Prime Minister Erna Solberg of the Conservatives, who has claimed Norway should continue to search for oil and gas as long as it’s profitable, can thus claim that she has the people behind her. “But with the push we now have for new energy sources, the date for when (exploration) is no longer profitable will come closer,” Solberg told NRK. “At the same time, we must be aware that climate change will result in prices for fossil fuel that won’t be as profitable as before.”
Norway has become a wealthy country since oil was first discovered off its west coast in 1969. Much of the wealth has been stashed away in the country’s now-huge sovereign wealth fund known as the Oil Fund, which reported more enormous earnings this week.

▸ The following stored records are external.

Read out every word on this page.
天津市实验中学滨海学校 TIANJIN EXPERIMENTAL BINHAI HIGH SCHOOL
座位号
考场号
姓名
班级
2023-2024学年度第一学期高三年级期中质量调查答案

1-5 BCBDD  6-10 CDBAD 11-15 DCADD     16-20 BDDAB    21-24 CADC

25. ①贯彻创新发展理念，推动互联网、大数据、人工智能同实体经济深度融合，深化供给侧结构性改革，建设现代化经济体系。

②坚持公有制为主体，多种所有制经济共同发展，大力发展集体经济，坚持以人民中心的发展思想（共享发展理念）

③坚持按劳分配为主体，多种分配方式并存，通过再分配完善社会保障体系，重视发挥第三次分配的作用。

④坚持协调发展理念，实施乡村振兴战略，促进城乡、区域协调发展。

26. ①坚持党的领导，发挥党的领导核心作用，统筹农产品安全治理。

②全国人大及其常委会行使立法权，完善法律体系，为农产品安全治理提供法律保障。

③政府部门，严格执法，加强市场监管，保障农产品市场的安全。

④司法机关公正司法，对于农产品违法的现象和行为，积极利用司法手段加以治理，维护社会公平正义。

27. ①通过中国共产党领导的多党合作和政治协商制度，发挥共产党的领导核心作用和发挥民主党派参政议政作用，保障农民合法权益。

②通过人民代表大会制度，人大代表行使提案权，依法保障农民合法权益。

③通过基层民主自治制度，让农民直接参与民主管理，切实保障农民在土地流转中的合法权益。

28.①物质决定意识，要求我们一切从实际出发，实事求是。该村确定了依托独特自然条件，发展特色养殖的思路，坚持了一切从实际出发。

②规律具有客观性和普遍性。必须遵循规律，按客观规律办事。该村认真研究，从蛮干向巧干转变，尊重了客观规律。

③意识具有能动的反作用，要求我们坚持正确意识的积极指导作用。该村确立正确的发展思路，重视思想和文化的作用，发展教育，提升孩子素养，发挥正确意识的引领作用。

Solberg was careful not to appear smug over the survey results, which were supported by those in a similar survey conducted by newspaper Klassekampen in July. It also showed a solid majority (59 percent) of those questioned saying “no” when asked whether Norway should stop searching for more oil. Only 23 percent wanted to halt oil and gas exploration, while 18 percent were unsure.
“We will cut emissions from oil production and contribute towards making all other alternative energy more reasonable in the future,” Solberg said. “When the cost of carbon becomes higher, more forms of alternative energy will emerge.”
Opposition to Norway’s oil industry, meanwhile, continues to rise. A group of anti-oil activists from the protest organization Extinction Rebellion launched another major demonstration early Thursday morning, blocking the main road leading into the large Sture oil terminal in Øygarden, northwest of Bergen. They also broke into the security zone around the terminal with a boat.
“We are in an emergency situation and felt we had to do something drastic,” Torleif Torgersen of Extinction Rebellion told NRK. He pointed to the UN’s recent climate report that branded climate change as a “code red” alarm and called on all oil-producing nations to stop searching for more oil, gas and coal. The International Energy Agency (IEA) had earlier called for the same, on the grounds the world already has all the oil it can use if the UN’s climate goals are to be met by 2050. Norway alone is believed to already have discovered reserves that can last until 2070.
The Sture terminal processes and stores oil from offshore fields that’s then loaded on to tanker ships for export abroad. It’s one of the most heavily trafficked shipping ports along Norway’s west coast.
Automobile traffic quickly backed up behind the demonstrators’ blockade Thursday morning, as commuters tried to get to work but were left sitting in their cars. By mid-afternoon, oil company Equinor was telling its employees not to even try getting to work because of the blockade. Those who could were asked to work from home.
“We of course respect the right to demonstrate as long as it’s done in a legal manner,” Equinor spokesman Eskil Eriksen told NRK, “but we’re not at all happy that a boat carrying demonstrators violated the security zone (around tanker operations).”
Extinction Rebellion is warning of more civil disobedience through the end of August, as its members draw attention to what they call a “catastrophic summer” full of fires, floods and deadly heatwaves. Their demonstrations coincide with the national election campaign now underway, where climate change is a major issue.
“The climate crisis must be tackled, now,” the group wrote on its website, “and Norway must make a choice: Shall we continue to choose oil, money, development and industry when it comes in conflict with life and the nature?” The group’s two demands are for Norway “to let the oil lie” and to opt for “life over growth.” Life and the nature, it claims, “always lose out to economic growth. We are wealthy enough now.”